L’indebitamento netto nel 2010 è stato pari al 4,6% del Pil (71 miliardi di euro) e dovrà scendere nel 2014, per rispettare gli impegni europei, allo 0,2% (4 miliardi di euro in base alle previsioni del governo sulla crescita del Pil). L’andamento tendenziale porterebbe l’indebitamento netto nel 2014 al 2,6% (circa 46 miliardi di euro). La moderata crescita economica ridurrebbe pertanto di circa 25 miliardi di euro l’indebitamento netto, i restanti 40 miliardi dovrebbero essere ottenuti da una manovra correttiva nel biennio 2013/14.

 

Il quadro potrebbe essere anche più drammatico per il nostro paese. E’, infatti, in via di definitiva approvazione il nuovo Patto di stabilità in ambito Ue che dovrebbe dare più importanza al vincolo (60%) del debito pubblico. Automatico o no che sia l’obbligo di un rientro programmato entro questo limite, è chiaro che per il nostro paese questo comporterà la necessità di ulteriori e ripetute manovre correttive da aggiungere a quelle necessarie per l’azzeramento del disavanzo annuo.

 

L’unico rimedio per attenuare la portata di queste manovre è aumentare il tasso di crescita del Pil, ma per fare questo occorre trovare risorse da investire e, data la situazione dei conti pubblici, sono quindi necessarie decisioni coraggiose in ambito fiscale e di spesa pubblica. E’ necessario ridurre il peso del fisco sul lavoro spostandolo su altri cespiti, come le rendite e il patrimonio, ed è necessario ridurre con decisione l’evasione fiscale. Una diversa redistribuzione del carico fiscale favorirebbe la crescita attraverso un aumento della domanda interna e una riduzione del costo del lavoro. Ma è necessario intervenire con coraggio anche sulla spesa pubblica, abbandonando la politica dei tagli lineari, combattendo contro la corruzione e riducendo fortemente i costi della politica.

 

Questi due ultimi punti suscitano spesso, quando ricordati, accuse di qualunquismo. Eppure riaffermare la necessità di una lotta alla corruzione e l’esigenza di ridurre i costi di un ceto politico sempre più numeroso e autoreferente non credo sia qualunquismo, ma la base indispensabile per un corretto governo del paese, anche considerando che i due fenomeni sono strettamente collegati tra di loro.

 

Se non sorprende che l’attuale governo non intraprenda azioni su questi versanti è invece sorprendente, per non dire deludente, che altrettanto faccia il Partito Democratico. Nel pur ponderoso documento “Europa. Italia. Un progetto alternativo per la crescita” non vi è nessun cenno a questi problemi.

 

Le relazioni della Corte dei Conti mostrano quanto diffuse siano nella Pubblica amministrazione le tangenti e la corruzione. Secondo la Corte “fattispecie di reati moto diffusi, che proliferano nella mancanza di adeguati ed efficaci controlli, sono gli illeciti compensi negli appalti pubblici, l’appropriazione indebita di somme a seguito dell'emissione di falsi o duplicati mandati di pagamento a fronte di prestazioni contrattuali inesistenti o già pagate”. Nel settore delle opere pubbliche spesso il politico si incontra con l'imprenditore ed entra in affari con lui. Situazione simile nella sanità. Del resto i deficit sanitari di molte regioni del centro-sud, non certo caratterizzate da prestazioni di eccellenza sanitaria, stanno a dimostrare la cattiva gestione, gli sprechi e le ruberie in atto.

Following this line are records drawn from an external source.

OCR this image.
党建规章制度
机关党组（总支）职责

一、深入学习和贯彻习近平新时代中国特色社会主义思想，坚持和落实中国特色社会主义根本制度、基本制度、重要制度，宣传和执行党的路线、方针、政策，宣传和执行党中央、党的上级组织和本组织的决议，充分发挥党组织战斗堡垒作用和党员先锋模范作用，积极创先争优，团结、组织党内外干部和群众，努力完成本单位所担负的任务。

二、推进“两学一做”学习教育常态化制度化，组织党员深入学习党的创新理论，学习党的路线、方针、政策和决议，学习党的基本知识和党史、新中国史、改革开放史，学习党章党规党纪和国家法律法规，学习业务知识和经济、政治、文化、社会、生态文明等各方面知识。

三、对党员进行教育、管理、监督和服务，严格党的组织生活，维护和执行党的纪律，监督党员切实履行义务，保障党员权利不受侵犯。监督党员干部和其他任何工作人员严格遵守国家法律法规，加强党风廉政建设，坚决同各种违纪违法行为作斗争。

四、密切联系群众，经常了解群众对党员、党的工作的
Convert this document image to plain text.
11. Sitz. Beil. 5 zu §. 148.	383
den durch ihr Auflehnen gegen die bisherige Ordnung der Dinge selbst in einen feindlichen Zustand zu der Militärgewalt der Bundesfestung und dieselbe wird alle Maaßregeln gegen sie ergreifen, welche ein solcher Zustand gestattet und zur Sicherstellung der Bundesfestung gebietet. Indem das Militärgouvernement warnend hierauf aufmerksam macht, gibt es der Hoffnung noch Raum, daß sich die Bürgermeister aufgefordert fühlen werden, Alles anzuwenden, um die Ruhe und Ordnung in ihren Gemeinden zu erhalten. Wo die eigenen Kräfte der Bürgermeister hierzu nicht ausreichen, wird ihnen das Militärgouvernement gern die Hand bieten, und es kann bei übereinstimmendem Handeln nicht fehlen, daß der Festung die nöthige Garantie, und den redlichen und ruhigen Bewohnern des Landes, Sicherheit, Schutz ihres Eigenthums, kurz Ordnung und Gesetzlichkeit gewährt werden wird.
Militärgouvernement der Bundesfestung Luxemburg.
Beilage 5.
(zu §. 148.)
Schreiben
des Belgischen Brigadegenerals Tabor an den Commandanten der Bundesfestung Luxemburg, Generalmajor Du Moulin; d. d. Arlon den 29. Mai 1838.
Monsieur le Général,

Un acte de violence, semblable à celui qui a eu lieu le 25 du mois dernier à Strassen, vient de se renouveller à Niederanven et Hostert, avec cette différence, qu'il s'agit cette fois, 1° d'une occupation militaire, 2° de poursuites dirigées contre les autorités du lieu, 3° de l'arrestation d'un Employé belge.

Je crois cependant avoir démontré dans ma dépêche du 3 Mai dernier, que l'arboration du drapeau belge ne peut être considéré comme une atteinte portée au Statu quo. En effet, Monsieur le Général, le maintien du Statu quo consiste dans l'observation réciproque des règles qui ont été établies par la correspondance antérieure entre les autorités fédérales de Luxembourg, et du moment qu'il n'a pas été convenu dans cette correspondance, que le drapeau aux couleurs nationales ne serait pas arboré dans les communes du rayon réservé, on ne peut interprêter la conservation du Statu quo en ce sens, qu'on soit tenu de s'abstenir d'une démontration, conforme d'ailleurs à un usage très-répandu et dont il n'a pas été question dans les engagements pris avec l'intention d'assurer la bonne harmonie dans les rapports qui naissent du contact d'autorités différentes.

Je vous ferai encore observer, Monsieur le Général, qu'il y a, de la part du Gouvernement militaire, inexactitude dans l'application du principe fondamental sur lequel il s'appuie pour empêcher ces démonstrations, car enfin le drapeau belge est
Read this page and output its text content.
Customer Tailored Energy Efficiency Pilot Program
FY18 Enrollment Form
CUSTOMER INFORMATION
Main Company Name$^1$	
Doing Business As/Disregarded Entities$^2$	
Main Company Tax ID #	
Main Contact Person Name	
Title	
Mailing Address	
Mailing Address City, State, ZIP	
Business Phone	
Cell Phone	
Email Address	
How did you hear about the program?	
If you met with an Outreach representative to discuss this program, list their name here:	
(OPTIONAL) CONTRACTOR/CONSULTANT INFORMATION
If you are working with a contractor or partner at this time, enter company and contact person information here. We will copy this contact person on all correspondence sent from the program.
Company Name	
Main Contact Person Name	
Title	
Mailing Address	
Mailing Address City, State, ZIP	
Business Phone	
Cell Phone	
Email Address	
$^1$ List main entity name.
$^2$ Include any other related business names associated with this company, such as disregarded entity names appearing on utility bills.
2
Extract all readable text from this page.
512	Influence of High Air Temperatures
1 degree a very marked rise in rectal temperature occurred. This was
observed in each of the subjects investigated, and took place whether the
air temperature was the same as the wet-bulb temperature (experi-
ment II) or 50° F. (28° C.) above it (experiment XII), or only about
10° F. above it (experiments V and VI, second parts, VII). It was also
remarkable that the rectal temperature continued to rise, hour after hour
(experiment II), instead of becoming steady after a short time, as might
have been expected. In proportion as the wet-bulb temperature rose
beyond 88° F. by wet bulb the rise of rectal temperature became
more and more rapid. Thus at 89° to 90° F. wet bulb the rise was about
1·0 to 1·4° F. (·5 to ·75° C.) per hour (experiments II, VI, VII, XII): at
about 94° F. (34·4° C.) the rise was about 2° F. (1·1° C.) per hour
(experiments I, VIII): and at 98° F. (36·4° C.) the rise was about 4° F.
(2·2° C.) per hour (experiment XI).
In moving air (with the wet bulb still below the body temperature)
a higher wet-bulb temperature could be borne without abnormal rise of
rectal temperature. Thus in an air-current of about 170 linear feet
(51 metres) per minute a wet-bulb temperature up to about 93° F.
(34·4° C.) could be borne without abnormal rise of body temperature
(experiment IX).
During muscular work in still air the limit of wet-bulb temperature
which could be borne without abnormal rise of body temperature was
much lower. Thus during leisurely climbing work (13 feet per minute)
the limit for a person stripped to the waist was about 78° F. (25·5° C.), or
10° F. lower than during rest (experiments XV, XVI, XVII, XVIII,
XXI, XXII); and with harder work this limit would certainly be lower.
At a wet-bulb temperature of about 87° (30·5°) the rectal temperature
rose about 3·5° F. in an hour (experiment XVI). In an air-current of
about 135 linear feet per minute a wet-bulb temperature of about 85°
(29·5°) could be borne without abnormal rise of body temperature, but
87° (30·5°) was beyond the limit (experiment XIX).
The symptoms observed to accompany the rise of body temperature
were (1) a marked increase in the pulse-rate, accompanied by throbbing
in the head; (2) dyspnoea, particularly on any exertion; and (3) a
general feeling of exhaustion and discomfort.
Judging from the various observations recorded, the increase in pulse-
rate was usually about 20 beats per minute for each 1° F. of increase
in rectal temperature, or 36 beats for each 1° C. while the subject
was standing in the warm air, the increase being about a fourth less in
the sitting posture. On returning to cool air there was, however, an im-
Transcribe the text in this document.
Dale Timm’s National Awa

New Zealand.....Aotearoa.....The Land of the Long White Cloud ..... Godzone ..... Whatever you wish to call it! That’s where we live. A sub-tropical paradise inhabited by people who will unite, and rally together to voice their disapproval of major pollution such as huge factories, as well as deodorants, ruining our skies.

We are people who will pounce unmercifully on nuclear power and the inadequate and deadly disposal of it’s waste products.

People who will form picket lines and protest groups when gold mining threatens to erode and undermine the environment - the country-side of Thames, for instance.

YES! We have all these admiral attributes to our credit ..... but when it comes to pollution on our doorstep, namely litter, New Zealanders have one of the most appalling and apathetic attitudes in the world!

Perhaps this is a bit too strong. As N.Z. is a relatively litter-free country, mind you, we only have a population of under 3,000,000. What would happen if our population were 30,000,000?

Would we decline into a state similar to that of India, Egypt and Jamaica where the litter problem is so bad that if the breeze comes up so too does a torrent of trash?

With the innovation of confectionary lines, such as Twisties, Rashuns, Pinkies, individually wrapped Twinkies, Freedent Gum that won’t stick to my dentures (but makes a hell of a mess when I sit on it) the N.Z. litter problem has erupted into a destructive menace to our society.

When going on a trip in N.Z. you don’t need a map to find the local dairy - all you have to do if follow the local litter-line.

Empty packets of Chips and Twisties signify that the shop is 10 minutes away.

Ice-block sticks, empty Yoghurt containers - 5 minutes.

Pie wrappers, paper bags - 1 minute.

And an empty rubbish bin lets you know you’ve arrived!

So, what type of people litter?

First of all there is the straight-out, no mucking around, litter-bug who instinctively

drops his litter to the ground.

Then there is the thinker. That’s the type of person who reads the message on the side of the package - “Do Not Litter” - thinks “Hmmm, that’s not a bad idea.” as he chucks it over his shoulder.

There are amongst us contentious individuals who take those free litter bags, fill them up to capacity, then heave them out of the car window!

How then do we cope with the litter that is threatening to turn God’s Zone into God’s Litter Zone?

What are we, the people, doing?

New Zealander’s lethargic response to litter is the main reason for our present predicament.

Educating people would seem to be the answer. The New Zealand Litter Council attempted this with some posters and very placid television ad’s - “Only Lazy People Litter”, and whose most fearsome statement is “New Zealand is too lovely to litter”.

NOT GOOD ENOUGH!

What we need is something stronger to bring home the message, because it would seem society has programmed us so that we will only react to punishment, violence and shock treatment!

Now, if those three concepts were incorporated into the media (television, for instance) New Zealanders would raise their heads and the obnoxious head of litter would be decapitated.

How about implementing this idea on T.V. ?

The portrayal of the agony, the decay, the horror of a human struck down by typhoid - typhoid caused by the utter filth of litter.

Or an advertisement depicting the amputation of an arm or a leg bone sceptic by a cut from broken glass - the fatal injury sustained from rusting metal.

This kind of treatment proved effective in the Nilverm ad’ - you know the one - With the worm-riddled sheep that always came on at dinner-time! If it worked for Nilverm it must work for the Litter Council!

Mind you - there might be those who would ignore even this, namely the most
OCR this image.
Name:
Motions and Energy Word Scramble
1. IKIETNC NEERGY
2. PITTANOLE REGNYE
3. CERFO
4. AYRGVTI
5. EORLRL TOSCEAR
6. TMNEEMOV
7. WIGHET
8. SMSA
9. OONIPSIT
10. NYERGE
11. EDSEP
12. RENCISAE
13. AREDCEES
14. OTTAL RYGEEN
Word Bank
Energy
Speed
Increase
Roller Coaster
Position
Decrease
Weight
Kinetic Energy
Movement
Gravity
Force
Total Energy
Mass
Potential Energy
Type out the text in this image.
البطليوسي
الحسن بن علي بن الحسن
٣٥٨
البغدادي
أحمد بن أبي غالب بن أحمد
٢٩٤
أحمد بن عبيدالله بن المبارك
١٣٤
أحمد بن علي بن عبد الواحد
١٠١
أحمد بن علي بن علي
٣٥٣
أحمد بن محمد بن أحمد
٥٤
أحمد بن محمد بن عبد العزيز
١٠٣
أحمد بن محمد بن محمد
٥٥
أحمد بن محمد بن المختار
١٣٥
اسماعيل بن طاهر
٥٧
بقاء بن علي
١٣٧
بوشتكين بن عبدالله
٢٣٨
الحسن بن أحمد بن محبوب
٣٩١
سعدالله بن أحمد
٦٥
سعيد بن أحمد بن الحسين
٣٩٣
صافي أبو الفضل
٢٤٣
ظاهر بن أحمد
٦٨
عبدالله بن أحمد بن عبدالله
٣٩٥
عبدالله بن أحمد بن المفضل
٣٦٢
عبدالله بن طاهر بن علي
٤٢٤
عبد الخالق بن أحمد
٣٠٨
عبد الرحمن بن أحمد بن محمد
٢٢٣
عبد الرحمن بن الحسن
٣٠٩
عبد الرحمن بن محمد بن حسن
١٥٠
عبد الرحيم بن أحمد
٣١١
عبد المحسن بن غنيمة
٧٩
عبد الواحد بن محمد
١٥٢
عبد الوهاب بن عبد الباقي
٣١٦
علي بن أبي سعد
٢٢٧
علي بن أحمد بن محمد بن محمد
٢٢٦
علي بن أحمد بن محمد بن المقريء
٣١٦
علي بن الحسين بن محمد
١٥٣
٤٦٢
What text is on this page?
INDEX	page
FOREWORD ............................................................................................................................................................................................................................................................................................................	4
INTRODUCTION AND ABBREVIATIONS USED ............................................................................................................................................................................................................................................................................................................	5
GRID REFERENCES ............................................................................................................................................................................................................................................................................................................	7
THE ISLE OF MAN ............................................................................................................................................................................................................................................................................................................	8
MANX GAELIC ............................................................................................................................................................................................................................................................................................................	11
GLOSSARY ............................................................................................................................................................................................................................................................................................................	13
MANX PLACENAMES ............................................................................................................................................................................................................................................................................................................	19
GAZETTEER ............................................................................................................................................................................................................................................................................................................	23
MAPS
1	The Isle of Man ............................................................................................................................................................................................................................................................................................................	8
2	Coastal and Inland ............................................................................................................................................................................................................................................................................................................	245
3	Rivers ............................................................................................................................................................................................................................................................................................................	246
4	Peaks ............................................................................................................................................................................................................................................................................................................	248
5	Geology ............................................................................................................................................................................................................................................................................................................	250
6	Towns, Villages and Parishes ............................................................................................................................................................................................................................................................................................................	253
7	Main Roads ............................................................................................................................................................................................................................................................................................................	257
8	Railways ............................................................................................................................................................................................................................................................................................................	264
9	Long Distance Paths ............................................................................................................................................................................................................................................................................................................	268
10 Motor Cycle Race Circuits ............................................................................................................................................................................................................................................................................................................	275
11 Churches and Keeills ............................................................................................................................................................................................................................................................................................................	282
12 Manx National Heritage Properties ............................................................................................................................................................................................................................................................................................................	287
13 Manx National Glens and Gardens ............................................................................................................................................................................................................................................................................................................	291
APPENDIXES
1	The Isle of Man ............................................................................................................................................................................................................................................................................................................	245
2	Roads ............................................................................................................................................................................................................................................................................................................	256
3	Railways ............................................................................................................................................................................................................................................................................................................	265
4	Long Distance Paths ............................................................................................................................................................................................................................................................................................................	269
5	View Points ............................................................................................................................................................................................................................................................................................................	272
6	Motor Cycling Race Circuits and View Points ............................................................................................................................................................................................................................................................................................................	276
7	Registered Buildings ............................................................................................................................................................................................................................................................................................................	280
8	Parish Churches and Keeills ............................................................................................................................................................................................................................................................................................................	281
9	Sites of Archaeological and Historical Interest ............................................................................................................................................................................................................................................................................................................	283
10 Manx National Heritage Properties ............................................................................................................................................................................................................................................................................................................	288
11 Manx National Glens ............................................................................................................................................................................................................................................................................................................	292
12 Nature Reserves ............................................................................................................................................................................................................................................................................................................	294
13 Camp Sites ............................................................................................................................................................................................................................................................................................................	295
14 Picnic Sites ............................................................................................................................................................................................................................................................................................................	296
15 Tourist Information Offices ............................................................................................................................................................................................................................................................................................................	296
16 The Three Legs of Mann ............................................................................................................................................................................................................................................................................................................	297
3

Vi è certo un problema di efficienza e capacità della pubblica amministrazione, ma, in ogni caso, decisiva è la responsabilità politica che è pervasiva nella gestione con la nomina diretta degli amministratori. Vi è certo un problema di repressione e di controllo (il tanto atteso provvedimento anticorruzione si è smarrito per strada), ma vi è anche un problema di un abnorme numero di persone che “vive” di politica e che produce corruzione e inefficienza.

 

Il tentativo di contenere e ridurre i costi della politica ha riguardato negli ultimi anni tutti i governi ma ha prodotto risultati limitati con un modesto taglio degli emolumenti ai politici e dei rimborsi elettorali ai partiti. Un recente studio della Uil stima che siano oltre un milione le persone che nel nostro paese vivono direttamente, o indirettamente, grazie alla politica. Parlamentari, ministri, amministratori locali, amministratori di società e consorzi istituiti dalle amministrazioni pubbliche, costituiscono un esercito di circa 150.000 persone cui si aggiungono circa 300.000 soggetti che beneficiano di incarichi e consulenze da parte della Pubblica amministrazione. A questi possiamo aggiungere tutto lo svariato mondo di persone che fanno parte degli uffici di gabinetto di ministri, sottosegretari, presidenti di Regione, presidenti di Provincia, sindaci, assessori regionali, provinciali e comunali. I direttori generali, amministrativi e sanitari delle Asl; la moltitudine dei componenti dei consigli di amministrazione degli Ater, degli enti pubblici ecc. Tutto questo spiega perché i costi della politica sono cresciuti in modo così abnorme negli ultimi anni.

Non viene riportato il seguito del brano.